版本发布时间: 2024-10-16 02:03:38
PKU-YuanGroup/Open-Sora-Plan最新发布版本:v1.3.1(2024-10-22 19:20:59)
In version 1.3.0, Open-Sora-Plan introduced the following five key features:
- A more powerful and cost-efficient WFVAE. We decompose video into several sub-bands using wavelet transforms, naturally capturing information across different frequency domains, leading to more efficient and robust VAE learning.
- Prompt Refiner. A large language model designed to refine short text inputs.
- High-quality data cleaning strategy. The cleaned panda70m dataset retains only 27% of the original data.
- DiT with new sparse attention. A more cost-effective and efficient learning approach.
- Dynamic resolution and dynamic duration.
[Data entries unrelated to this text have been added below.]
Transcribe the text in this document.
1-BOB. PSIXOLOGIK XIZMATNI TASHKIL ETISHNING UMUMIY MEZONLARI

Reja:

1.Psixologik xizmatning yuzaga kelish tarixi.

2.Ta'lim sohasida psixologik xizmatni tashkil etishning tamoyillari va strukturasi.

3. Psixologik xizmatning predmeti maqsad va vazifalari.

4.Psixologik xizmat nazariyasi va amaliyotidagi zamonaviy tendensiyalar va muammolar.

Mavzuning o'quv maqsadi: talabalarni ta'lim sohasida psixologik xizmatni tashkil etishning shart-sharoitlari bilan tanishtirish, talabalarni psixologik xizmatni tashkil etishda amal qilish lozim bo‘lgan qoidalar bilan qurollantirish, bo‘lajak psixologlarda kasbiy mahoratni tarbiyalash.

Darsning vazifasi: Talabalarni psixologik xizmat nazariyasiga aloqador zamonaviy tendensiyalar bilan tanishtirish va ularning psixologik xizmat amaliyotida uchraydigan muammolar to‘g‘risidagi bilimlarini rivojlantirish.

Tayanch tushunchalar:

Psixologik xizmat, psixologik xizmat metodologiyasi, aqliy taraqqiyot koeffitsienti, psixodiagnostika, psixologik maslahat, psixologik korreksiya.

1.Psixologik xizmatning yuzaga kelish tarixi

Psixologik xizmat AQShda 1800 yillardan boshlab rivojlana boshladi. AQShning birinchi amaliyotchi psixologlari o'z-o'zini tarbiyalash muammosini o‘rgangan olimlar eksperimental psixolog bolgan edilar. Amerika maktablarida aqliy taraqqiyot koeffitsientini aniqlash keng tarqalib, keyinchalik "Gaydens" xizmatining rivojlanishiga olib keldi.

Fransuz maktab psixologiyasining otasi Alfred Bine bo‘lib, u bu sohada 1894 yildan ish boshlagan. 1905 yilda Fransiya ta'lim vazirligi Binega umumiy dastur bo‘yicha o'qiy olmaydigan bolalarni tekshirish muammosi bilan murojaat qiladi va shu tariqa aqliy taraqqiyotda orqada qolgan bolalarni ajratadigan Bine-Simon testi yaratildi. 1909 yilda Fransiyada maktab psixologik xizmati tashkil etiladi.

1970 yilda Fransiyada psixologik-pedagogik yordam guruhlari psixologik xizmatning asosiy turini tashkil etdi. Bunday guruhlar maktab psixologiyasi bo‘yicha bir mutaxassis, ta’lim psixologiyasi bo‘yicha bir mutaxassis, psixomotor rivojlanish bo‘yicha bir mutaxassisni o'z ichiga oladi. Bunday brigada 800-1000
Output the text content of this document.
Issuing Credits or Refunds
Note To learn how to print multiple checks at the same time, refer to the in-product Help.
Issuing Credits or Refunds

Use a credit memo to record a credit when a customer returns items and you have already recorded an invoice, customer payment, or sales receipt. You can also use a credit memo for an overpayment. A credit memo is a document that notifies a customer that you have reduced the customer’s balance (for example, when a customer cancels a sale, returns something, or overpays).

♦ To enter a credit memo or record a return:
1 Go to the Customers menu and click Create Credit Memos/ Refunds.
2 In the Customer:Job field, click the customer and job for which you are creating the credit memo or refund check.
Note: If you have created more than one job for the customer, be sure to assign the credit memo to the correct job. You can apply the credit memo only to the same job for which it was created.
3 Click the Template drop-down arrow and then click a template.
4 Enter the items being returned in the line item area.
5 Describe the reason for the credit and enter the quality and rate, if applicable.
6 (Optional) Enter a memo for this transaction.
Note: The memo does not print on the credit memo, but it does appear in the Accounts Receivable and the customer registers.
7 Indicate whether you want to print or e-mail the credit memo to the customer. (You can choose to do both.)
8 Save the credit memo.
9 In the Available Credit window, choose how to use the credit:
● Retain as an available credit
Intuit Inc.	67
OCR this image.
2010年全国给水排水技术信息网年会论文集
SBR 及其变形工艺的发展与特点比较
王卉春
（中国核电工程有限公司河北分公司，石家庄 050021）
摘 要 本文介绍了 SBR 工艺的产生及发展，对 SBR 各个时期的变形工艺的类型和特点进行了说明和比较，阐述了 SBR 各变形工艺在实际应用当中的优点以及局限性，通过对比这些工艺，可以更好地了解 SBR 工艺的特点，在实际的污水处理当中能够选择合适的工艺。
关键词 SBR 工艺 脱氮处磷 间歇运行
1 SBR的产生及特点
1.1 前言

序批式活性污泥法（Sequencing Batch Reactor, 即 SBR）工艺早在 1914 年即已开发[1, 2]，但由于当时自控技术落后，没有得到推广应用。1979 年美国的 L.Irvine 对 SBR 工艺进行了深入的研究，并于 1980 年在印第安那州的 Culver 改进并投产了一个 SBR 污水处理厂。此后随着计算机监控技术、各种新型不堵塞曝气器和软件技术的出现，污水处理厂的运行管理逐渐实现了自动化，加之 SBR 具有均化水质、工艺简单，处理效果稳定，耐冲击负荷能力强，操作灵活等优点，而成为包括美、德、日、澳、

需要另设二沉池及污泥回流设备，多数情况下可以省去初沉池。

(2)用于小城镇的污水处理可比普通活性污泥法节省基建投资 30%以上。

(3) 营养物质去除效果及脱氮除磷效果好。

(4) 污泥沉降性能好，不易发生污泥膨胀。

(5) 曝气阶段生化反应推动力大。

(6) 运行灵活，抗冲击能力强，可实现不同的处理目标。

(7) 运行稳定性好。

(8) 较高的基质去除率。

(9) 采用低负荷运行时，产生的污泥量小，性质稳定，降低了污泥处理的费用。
This enables more efficient utilization of videos with varying lengths (treating a single frame as an image).
For further details, please refer to our report.
⚡️⚡️⚡️ For large model parallelisation training, TP & SP and more strategies are coming...近期将新增华为昇腾多模态MindSpeed-MM分支,借助华为MindSpeed-MM套件的能力支撑Open-Sora Plan参数的扩增,为更大参数规模的模型训练提供TP、SP等分布式训练能力。